First, thank you for taking the time to read my post and comment. There is no question that you have played a significant leadership role in health care reform both as a CEO of a major integrated healthcare delivery system, and now as the chair of the board for the Massachusetts Hospital Association. It is clear that your intent is to advocate for the best interest of your organization. However, I did want to offer a few comments in response:
Recent Actions: Credit is due for moving forward more aggressively to reduce costs than other organizations in similar situations. I understand CHA attempted to strike a balance and find cuts in different ways, which have not always resolved in a manner to CHA’s liking . Yet I would be remiss if I did not make note of the language chosen that should be worrisome to policy makers. As you wrote :
“effort to improve efficiencies, lower costs, eliminate redundancies” have come “over the last 18 months” and were “contingent on retaining state and federal dollars.”
Wasn’t part of reform that these efforts start 54 months ago when the law was signed? Do strings have to be attached?
Payments: My bigger concern is that CHA and BMC continue on an unsustainable path. The fact remains that numerous special funding arrangements were put in place in 2006, and today CHA and BMC still argue that supplemental payments are necessary. Further, other valuable urban systems such as Baystate Health and Mercy Medical Center in Springfield, South Shore Medical (St. Luke’s) in New Bedford, and Lawrence and Lowell General Hospitals have struggled through reform without favorable treatment. While I don’t believe that I suggested public hospitals become superfluous, I do want to ask if you meant to argue that supplemental payments are justified because CHA and BMC have a more welcoming environment and translation services? Do these other hospitals not offer unique services as well?
If I were a state policy maker, the positions articulated in your comment would make me very nervous for the future. As you probably know, Pioneer exists to raise tough questions for policy makers, and we have been consistent on this issue since early on in the debate. The bottom line remains, the current financial path remains untenable. Do you disagree? If so, then why is CHA looking to merge or seeking a partnership?

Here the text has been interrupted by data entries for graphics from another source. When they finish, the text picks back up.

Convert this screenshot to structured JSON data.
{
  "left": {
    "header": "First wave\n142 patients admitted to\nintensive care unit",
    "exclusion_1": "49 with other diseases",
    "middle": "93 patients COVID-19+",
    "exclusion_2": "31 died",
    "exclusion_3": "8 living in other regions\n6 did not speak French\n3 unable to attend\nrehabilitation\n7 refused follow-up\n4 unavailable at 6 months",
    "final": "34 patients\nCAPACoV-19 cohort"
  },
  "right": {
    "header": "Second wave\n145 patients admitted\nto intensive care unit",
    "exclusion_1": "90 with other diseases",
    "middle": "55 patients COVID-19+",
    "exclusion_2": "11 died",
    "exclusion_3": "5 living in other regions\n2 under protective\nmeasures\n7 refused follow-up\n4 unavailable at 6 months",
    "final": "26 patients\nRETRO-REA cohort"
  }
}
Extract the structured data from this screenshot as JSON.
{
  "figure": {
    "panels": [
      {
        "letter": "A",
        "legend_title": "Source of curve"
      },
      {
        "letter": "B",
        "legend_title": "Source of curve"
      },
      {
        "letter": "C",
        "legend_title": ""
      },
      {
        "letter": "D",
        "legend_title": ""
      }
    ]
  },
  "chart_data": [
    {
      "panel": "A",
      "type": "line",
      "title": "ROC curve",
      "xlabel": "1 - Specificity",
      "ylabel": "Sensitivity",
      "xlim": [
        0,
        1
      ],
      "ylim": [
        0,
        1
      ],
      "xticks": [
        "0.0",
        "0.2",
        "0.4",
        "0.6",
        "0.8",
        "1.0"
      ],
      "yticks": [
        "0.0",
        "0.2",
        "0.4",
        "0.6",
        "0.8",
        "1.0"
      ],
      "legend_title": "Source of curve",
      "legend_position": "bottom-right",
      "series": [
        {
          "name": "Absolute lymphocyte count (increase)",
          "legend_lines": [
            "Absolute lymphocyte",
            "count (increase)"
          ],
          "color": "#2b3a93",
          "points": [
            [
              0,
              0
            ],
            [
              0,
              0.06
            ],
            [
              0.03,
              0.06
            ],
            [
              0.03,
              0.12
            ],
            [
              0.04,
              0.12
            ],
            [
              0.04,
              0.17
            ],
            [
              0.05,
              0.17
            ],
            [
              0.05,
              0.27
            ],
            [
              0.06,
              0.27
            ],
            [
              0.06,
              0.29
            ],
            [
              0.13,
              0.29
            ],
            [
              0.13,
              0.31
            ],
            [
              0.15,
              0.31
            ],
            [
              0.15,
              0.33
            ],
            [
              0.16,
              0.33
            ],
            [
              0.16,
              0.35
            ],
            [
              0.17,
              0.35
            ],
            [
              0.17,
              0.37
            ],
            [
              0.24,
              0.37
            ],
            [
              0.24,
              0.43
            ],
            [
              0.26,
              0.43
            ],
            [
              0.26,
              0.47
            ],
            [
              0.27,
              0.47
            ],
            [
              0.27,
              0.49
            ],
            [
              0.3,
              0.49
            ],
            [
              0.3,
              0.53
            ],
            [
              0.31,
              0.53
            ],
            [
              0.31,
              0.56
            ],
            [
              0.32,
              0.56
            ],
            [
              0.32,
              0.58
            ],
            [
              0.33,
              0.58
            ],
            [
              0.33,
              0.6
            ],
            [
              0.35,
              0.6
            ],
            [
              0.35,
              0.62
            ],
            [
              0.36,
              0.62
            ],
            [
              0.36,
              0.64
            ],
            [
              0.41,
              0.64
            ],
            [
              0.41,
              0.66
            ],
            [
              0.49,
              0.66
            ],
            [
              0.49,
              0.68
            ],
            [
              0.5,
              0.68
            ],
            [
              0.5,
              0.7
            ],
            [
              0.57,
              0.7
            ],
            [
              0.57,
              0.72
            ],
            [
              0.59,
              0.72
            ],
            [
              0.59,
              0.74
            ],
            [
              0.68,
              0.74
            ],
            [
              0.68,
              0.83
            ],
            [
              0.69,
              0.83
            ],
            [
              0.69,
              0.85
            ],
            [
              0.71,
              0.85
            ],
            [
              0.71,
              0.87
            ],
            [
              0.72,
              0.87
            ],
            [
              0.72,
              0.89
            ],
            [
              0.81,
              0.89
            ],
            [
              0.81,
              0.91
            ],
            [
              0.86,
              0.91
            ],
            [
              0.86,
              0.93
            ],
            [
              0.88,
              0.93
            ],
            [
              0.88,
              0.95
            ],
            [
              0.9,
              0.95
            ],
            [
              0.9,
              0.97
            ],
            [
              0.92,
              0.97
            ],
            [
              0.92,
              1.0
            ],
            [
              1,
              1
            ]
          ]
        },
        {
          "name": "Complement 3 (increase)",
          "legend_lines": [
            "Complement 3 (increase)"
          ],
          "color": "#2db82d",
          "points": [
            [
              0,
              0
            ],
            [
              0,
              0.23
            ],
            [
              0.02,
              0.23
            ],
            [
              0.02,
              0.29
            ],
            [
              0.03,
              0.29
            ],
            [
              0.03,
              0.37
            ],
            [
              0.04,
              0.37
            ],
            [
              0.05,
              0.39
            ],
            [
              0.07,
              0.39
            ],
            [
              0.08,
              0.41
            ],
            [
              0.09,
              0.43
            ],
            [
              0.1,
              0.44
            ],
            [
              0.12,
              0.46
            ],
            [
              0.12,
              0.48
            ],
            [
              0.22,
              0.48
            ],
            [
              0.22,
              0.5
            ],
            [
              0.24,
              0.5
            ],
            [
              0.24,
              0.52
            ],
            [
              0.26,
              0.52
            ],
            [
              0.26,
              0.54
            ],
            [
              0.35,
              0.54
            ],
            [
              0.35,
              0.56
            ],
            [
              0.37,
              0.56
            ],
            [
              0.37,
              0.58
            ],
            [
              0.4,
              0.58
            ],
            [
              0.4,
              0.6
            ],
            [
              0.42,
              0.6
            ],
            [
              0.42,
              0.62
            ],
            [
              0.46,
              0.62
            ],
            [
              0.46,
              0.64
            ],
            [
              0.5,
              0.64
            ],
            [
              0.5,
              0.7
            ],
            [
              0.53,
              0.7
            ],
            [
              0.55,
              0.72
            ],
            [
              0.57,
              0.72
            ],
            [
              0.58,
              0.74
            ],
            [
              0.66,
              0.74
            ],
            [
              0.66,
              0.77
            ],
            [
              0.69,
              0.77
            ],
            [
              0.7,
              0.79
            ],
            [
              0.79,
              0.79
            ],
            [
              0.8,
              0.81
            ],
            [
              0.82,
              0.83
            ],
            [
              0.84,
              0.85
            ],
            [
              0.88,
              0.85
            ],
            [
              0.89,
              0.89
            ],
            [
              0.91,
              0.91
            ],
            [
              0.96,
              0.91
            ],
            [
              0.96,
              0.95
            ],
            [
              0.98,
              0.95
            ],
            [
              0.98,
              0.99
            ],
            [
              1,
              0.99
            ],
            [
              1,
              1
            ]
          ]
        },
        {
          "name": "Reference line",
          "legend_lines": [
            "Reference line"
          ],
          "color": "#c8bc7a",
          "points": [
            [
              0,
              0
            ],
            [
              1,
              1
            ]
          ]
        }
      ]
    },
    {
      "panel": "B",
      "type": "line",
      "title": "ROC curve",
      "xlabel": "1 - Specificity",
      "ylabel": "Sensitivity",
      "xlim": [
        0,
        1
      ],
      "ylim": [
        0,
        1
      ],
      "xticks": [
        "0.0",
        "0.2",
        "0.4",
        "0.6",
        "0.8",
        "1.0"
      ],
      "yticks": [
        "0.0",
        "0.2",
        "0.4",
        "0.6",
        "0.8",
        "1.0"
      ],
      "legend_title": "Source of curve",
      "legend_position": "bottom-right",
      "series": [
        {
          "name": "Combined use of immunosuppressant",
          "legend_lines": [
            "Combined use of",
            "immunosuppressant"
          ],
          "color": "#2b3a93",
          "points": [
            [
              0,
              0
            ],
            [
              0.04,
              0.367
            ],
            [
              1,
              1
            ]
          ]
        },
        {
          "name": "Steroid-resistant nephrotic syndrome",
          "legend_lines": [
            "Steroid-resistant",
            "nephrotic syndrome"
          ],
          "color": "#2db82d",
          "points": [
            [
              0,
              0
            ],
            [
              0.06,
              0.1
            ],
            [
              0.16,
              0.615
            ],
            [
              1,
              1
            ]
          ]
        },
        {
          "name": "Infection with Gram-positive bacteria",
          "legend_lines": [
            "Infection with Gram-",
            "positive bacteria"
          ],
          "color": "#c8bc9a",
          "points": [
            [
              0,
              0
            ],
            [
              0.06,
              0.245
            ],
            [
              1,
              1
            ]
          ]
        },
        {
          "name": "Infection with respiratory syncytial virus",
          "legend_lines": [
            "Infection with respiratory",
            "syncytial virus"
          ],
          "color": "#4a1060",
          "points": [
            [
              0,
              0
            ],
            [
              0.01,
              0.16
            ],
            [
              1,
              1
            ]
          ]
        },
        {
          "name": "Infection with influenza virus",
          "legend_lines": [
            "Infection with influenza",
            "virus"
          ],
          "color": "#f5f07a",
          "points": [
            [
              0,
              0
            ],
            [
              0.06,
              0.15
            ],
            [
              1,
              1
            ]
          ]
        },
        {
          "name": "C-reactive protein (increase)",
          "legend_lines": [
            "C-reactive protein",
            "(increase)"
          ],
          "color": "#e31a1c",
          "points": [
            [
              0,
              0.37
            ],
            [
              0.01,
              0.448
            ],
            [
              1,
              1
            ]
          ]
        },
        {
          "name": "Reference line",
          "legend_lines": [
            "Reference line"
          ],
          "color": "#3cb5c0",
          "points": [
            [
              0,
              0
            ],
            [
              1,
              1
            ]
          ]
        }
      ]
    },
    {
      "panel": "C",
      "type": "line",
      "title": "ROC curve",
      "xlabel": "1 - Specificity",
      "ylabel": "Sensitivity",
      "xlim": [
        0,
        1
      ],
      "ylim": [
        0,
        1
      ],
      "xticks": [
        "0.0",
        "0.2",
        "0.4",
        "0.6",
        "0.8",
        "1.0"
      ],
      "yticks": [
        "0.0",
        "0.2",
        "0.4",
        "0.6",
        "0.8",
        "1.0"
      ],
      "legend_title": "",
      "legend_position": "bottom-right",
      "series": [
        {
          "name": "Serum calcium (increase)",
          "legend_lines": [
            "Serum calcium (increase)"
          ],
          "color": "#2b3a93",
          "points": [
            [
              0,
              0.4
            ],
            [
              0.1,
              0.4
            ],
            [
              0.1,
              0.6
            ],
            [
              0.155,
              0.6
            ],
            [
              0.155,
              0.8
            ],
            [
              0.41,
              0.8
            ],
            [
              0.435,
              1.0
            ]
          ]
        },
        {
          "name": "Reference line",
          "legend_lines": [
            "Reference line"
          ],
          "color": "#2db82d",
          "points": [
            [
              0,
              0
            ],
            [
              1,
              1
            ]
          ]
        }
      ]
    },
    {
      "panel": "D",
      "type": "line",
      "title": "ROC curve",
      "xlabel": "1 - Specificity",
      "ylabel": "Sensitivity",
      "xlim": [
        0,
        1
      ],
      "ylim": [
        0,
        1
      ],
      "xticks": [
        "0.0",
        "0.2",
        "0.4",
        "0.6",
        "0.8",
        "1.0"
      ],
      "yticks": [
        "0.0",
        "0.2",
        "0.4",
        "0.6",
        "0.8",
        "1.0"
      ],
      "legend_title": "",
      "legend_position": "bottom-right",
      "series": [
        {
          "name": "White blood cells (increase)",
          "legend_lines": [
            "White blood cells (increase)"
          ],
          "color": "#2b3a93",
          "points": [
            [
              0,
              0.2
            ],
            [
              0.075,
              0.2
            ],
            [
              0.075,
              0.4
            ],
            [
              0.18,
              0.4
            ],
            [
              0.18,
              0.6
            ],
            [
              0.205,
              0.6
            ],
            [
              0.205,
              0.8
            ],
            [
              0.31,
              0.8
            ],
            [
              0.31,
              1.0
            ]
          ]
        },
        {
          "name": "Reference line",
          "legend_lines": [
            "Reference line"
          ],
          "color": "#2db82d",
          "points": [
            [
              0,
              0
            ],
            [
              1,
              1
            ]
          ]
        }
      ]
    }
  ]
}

The goal of my post was to highlight the past funding arrangement for BMC and CHA, and cite concerns under the federal expansion that directly impacts safety net hospitals. While CHA may provide “30x the health care to the uninsured” and “10x the health care to Medicaid/Commonwealth Care patients,” to the broader policy community it should raise some challenging questions. How is it that with almost 98% coverage, CHA is providing this much care? Are the Governor and Connector Board’s numbers wrong?
Alternative Focus: Unsustainable reimbursements are driving more patients into safety net systems as doctors refuse to take new Medicaid/Medicare patients, and it is likely to worsen as the Federal government expanded Medicaid to 16 million new people, and cut half a trillion dollars from Medicare. Doesn’t this seem like an issue of greater significance?
Payment Reform: It is great to hear that CHA is planning to participate in payment reform pilots, especially given your experience with the special three year MCO pilot I mentioned. Yet, do you believe that payment reform will eliminate the need for extra payments? Will we be having this same discussion in 3-5 years?
Election year: Beyond the funding issue, I must disagree that this issue is purely tied to the election cycle. It is slightly misleading to suggest this as the fiscal year ends now and budget gaps become public as a result. It should also be noted that Pioneer has argued in support of payments for BMC and CHA when the Governor proposed making cuts retroactively .
Finally, I must push back on your restaurant and soup kitchen analogy for two reasons. In this scenario, you suggest that patients only have access to the soup kitchen. However under health reform, the customers were given a ticket to access either location. Isn’t it possible that on occasion they might break their habit and end up going to the restaurant? It doesn’t necessitate closing the soup kitchen, but it might mean some change.
Secondly, I am sure you would agree that it is a disservice to compare CHA to a soup kitchen given CHA’s reputation for good services. I hope that we both can agree that providing better care for patients for less cost, whether private or public monies is a move in the right direction. It is my hope we can continue this discussion as health reform proceeds forward, and some of my questions can be answered.